The Dock Tower completed on 27 March 1852.

The port of Grimsby’s landmark Dock Tower celebrates 170 years on Sunday 27 March.

To ensure she lasts more years, some routine maintenance work is being carried out this spring before it can be reopened. Standing 309 feet (94.2m) tall, the tower was completed in 1852 to power the hydraulic machinery of Grimsby docks. Its height was to achieve the sufficient pressure needed to operate the machines.

Designed by James Wild, it was based on the Torre del Mangia on the Palazzo Pubblico in Siena. It was built by James Meadows Rendel, the civil engineer who constructed the docks at Grimsby between 1844 and 1853, and ‘opened’ by Queen Victoria and her husband Prince Albert.

Simon Bird, Regional Director for ABP Humber, said: “The Dock Tower is an icon in the landscape and the jewel in the port of Grimsby. It has been a beacon to so many over the years and for Grimbarians it is a symbol of home. As its custodians we have over the years spent time and money maintaining it, as it has such architectural historic value, and will be here for many more years to come.”

Since the Covid-19 pandemic began in 2020, the Grade 1 listed tower has been closed to everyone interested in visiting it. The planned maintenance works include the replacement of floorboards at the first level. Regular inspections are carried out on the building, led by ABP’s project team and in 2016 major brickwork repairs were carried out at the top.

These days drones are used to do visual inspections on the listed building, which allows the engineers to check the mortar and brickwork. Weathering is one of the factors the building is affected by, but the work in 2016 saw lime mortar replaced where needed and new bricks inserted. The bricks were sourced from other similar aged buildings on the port.

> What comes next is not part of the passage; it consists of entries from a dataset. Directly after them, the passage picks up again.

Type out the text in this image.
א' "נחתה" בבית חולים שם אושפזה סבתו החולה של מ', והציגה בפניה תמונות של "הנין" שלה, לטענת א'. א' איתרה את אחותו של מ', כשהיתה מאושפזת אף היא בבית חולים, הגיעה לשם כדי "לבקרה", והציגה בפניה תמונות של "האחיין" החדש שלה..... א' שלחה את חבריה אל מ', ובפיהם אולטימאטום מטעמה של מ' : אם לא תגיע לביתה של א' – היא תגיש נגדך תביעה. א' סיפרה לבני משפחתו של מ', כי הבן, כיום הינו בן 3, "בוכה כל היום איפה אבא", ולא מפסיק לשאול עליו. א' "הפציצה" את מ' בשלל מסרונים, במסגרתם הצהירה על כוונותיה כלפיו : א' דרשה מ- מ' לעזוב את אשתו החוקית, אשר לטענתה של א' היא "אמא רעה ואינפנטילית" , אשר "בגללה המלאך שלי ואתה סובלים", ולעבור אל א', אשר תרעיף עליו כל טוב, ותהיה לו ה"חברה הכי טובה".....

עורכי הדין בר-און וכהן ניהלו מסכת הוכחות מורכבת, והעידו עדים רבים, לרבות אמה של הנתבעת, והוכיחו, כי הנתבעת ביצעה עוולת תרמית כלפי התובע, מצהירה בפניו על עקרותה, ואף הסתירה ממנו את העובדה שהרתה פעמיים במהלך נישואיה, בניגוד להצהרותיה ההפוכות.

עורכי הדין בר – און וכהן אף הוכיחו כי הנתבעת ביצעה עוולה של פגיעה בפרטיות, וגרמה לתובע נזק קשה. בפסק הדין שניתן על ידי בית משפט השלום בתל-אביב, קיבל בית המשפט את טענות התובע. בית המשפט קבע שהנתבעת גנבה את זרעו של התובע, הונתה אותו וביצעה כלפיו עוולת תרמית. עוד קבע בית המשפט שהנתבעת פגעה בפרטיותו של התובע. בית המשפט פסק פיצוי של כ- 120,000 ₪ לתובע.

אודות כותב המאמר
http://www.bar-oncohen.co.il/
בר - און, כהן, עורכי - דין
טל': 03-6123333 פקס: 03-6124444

Its construction in 1852 saw approximately one million bricks being used whose clay was excavated from the marsh adjoining the dock. The foundation of the tower is a solid masonry wall built upon a timber bearer piling. The legend is that it was built upon a bale of wool, but it is reference to the Lincolnshire Longwool export trade which helped fund the port.

The Dock Tower continued to provide water for hydraulic working until 1892 when the erection of the hydraulic accumulator tower on the opposite pier approximately 70 yards to the northwest of the Dock Tower took over. Present dock and lock machinery are powered by electric or electro-hydraulic energy.

The ground floor of the tower was lined with pink, white and blue drapery when Queen Victoria visited the dock in October 1854. Her Majesty gave permission for Prince Albert, the Prince of Wales, and the Princess Royal to accompany James Rendell in the hydraulic lift to the gallery running around the tower above the water tank. The lift is no longer in operation with access to the top via a spiral staircase.

It is hoped to have charitable fundraising activities and tours up and running by 2023.